Если бы Сашка сейчас была с тобой, ты мог бы поговорить с ней о разных вещах, как делал раньше, когда она лежала рядом и тихо и ровно дышала в темноте. Разумеется, ты едва ли послушался бы ее советов, потому что такой упрямец, как ты, редко кого-нибудь слушается, но все равно приятно знать, что думает о твоих делах другой человек, человек, который тебя любит.
Сашка любила тебя и, наверное, поэтому хотела того же, чего хотел и ты — чтобы ты вырвался из этой изнурительной и изматывающей междоусобицы и занялся своей психологией и «Трудом».
— И что вам дался этот Стоев? — спрашивала Сашка, когда дело очередной раз упиралось в Стоева. — У тебя свои взгляды, будь им верен, работай — что же еще!
— В том-то и дело, что Стоев не дает мне работать. Он извращает мои взгляды, он старается ославить меня как сомнительную личность, он повсюду…
— Но в этом виноваты ваши личные отношения, а не разница во взглядах. У людей могут быть разные точки зрения по каким-то вопросам и все-таки они могут жить как люди. Если ты проявишь большую терпимость к Стоеву, то и он будет терпимее к тебе.
— Детские рассуждения. Во-первых, я не могу проявить терпимость к вещам, с которыми я не согласен. И, во-вторых, как это ни неприятно, борьба не может ограничиваться только теорией. Люди так устроены, что не могут вести теоретические споры, а потом хлопать друг друга по плечу и ходить друг к другу в гости.
Сашка стояла на своем, но ты знал, что она не права, хотя было бы чудесно, если бы права была она. Сашкино добродушие имело под собой меньше почвы, чем твоя горечь, та горечь, которая начала накапливаться у тебя с юных лет, с первого твоего философского спора.
Первый спор и первая любовь. Любовь, разумеется, немножко сильно сказано.
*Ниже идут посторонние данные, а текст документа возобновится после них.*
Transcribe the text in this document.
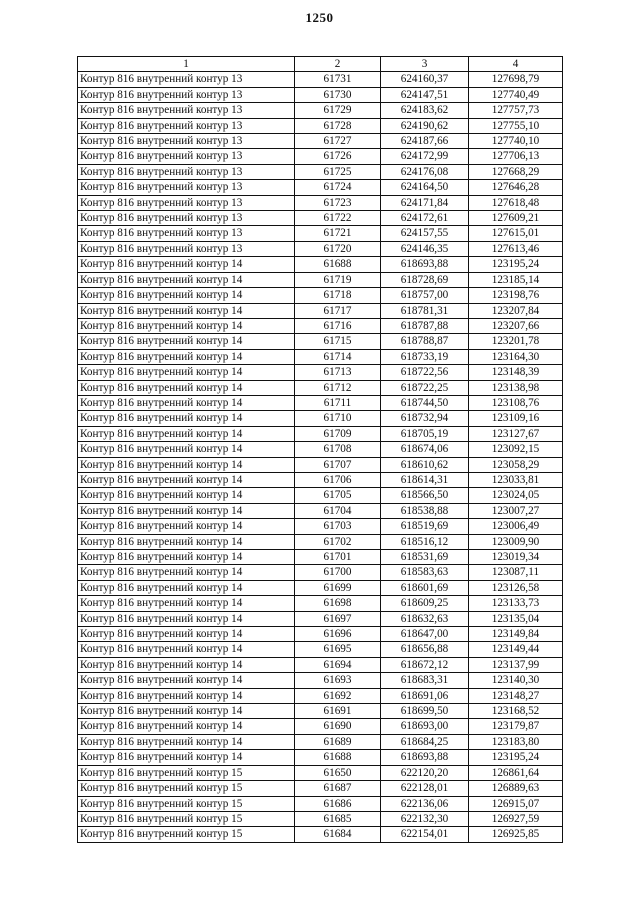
1250
1	2	3	4
Контур 816 внутренний контур 13	61731	624160,37	127698,79
Контур 816 внутренний контур 13	61730	624147,51	127740,49
Контур 816 внутренний контур 13	61729	624183,62	127757,73
Контур 816 внутренний контур 13	61728	624190,62	127755,10
Контур 816 внутренний контур 13	61727	624187,66	127740,10
Контур 816 внутренний контур 13	61726	624172,99	127706,13
Контур 816 внутренний контур 13	61725	624176,08	127668,29
Контур 816 внутренний контур 13	61724	624164,50	127646,28
Контур 816 внутренний контур 13	61723	624171,84	127618,48
Контур 816 внутренний контур 13	61722	624172,61	127609,21
Контур 816 внутренний контур 13	61721	624157,55	127615,01
Контур 816 внутренний контур 13	61720	624146,35	127613,46
Контур 816 внутренний контур 14	61688	618693,88	123195,24
Контур 816 внутренний контур 14	61719	618728,69	123185,14
Контур 816 внутренний контур 14	61718	618757,00	123198,76
Контур 816 внутренний контур 14	61717	618781,31	123207,84
Контур 816 внутренний контур 14	61716	618787,88	123207,66
Контур 816 внутренний контур 14	61715	618788,87	123201,78
Контур 816 внутренний контур 14	61714	618733,19	123164,30
Контур 816 внутренний контур 14	61713	618722,56	123148,39
Контур 816 внутренний контур 14	61712	618722,25	123138,98
Контур 816 внутренний контур 14	61711	618744,50	123108,76
Контур 816 внутренний контур 14	61710	618732,94	123109,16
Контур 816 внутренний контур 14	61709	618705,19	123127,67
Контур 816 внутренний контур 14	61708	618674,06	123092,15
Контур 816 внутренний контур 14	61707	618610,62	123058,29
Контур 816 внутренний контур 14	61706	618614,31	123033,81
Контур 816 внутренний контур 14	61705	618566,50	123024,05
Контур 816 внутренний контур 14	61704	618538,88	123007,27
Контур 816 внутренний контур 14	61703	618519,69	123006,49
Контур 816 внутренний контур 14	61702	618516,12	123009,90
Контур 816 внутренний контур 14	61701	618531,69	123019,34
Контур 816 внутренний контур 14	61700	618583,63	123087,11
Контур 816 внутренний контур 14	61699	618601,69	123126,58
Контур 816 внутренний контур 14	61698	618609,25	123133,73
Контур 816 внутренний контур 14	61697	618632,63	123135,04
Контур 816 внутренний контур 14	61696	618647,00	123149,84
Контур 816 внутренний контур 14	61695	618656,88	123149,44
Контур 816 внутренний контур 14	61694	618672,12	123137,99
Контур 816 внутренний контур 14	61693	618683,31	123140,30
Контур 816 внутренний контур 14	61692	618691,06	123148,27
Контур 816 внутренний контур 14	61691	618699,50	123168,52
Контур 816 внутренний контур 14	61690	618693,00	123179,87
Контур 816 внутренний контур 14	61689	618684,25	123183,80
Контур 816 внутренний контур 14	61688	618693,88	123195,24
Контур 816 внутренний контур 15	61650	622120,20	126861,64
Контур 816 внутренний контур 15	61687	622128,01	126889,63
Контур 816 внутренний контур 15	61686	622136,06	126915,07
Контур 816 внутренний контур 15	61685	622132,30	126927,59
Контур 816 внутренний контур 15	61684	622154,01	126925,85
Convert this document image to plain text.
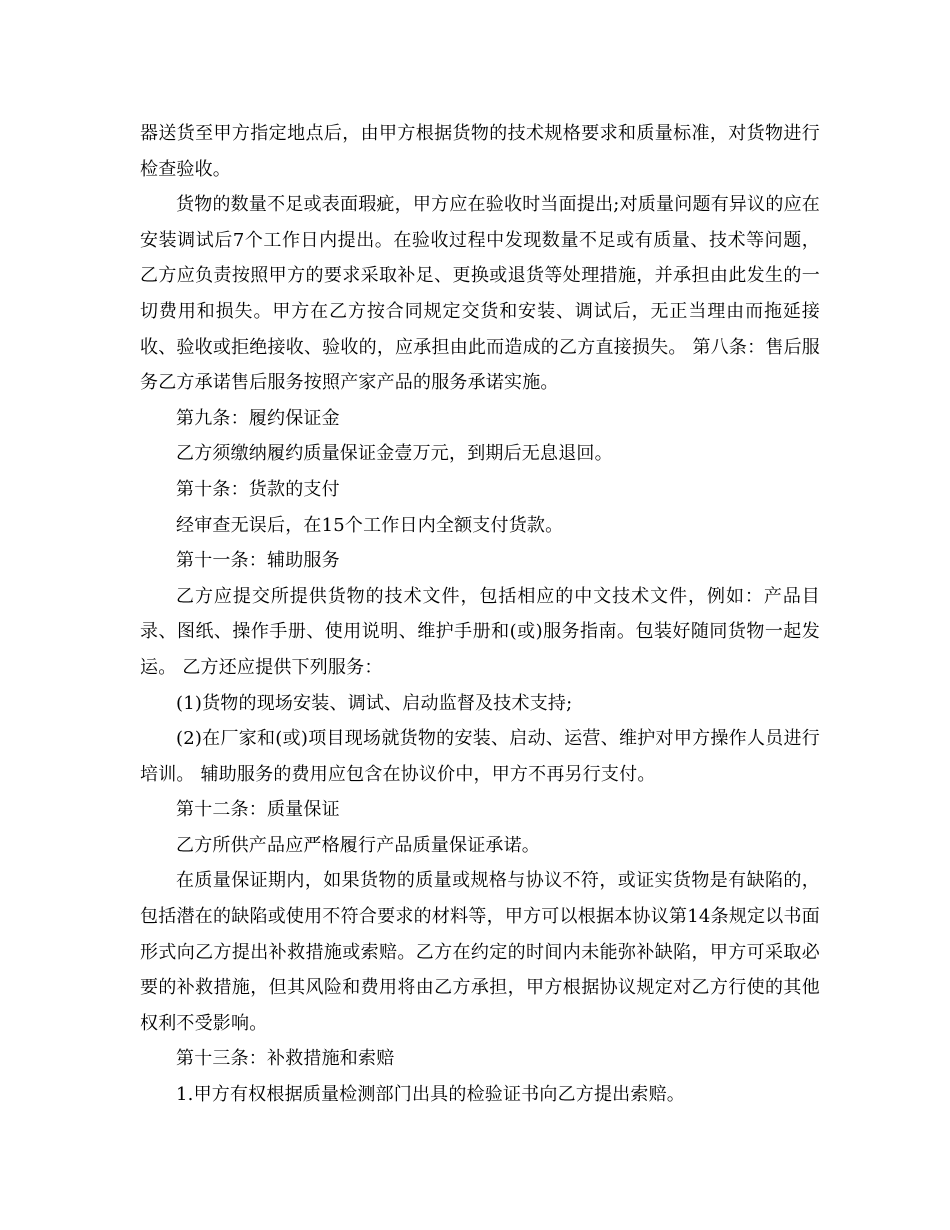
器送货至甲方指定地点后，由甲方根据货物的技术规格要求和质量标准，对货物进行检查验收。

货物的数量不足或表面瑕疵，甲方应在验收时当面提出;对质量问题有异议的应在安装调试后7个工作日内提出。在验收过程中发现数量不足或有质量、技术等问题，乙方应负责按照甲方的要求采取补足、更换或退货等处理措施，并承担由此发生的一切费用和损失。甲方在乙方按合同规定交货和安装、调试后，无正当理由而拖延接收、验收或拒绝接收、验收的，应承担由此而造成的乙方直接损失。 第八条：售后服务乙方承诺售后服务按照产家产品的服务承诺实施。

第九条：履约保证金

乙方须缴纳履约质量保证金壹万元，到期后无息退回。

第十条：货款的支付

经审查无误后，在15个工作日内全额支付货款。

第十一条：辅助服务

乙方应提交所提供货物的技术文件，包括相应的中文技术文件，例如：产品目录、图纸、操作手册、使用说明、维护手册和(或)服务指南。包装好随同货物一起发运。 乙方还应提供下列服务：

(1)货物的现场安装、调试、启动监督及技术支持;

(2)在厂家和(或)项目现场就货物的安装、启动、运营、维护对甲方操作人员进行培训。 辅助服务的费用应包含在协议价中，甲方不再另行支付。

第十二条：质量保证

乙方所供产品应严格履行产品质量保证承诺。

在质量保证期内，如果货物的质量或规格与协议不符，或证实货物是有缺陷的，包括潜在的缺陷或使用不符合要求的材料等，甲方可以根据本协议第14条规定以书面形式向乙方提出补救措施或索赔。乙方在约定的时间内未能弥补缺陷，甲方可采取必要的补救措施，但其风险和费用将由乙方承担，甲方根据协议规定对乙方行使的其他权利不受影响。

第十三条：补救措施和索赔

1.甲方有权根据质量检测部门出具的检验证书向乙方提出索赔。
Это увлечение совсем не было похоже на другие твои увлечения, разве что имело такой же несчастный конец.
Ты и сейчас можешь себе представить, как ты прогуливаешься с учебником в руках по длинному коридору, длинному и строгому, точно коридор тюрьмы. Звонок звенит так пронзительно, словно в гимназии учатся глухонемые, но у тебя этот звонок вызывает сладостную и тревожную дрожь, потому что следующий урок — психология. Через минуту в глубине коридора появляется учительница с журналом под мышкой и вы шумно выстраиваетесь парами, как этого требуют правила. Она приближается, красивая и стройная, в черном халатике с белым воротничком, с пышными золотисто-каштановыми волосами, и чуть заметно улыбается в ответ на устремленные на нее взгляды. Дежурный открывает дверь, и учительница, кивнув вам, входит в класс, а вы идете за ней, и дылды с последних парт подталкивают друг друга, рассматривая ее стройные ноги.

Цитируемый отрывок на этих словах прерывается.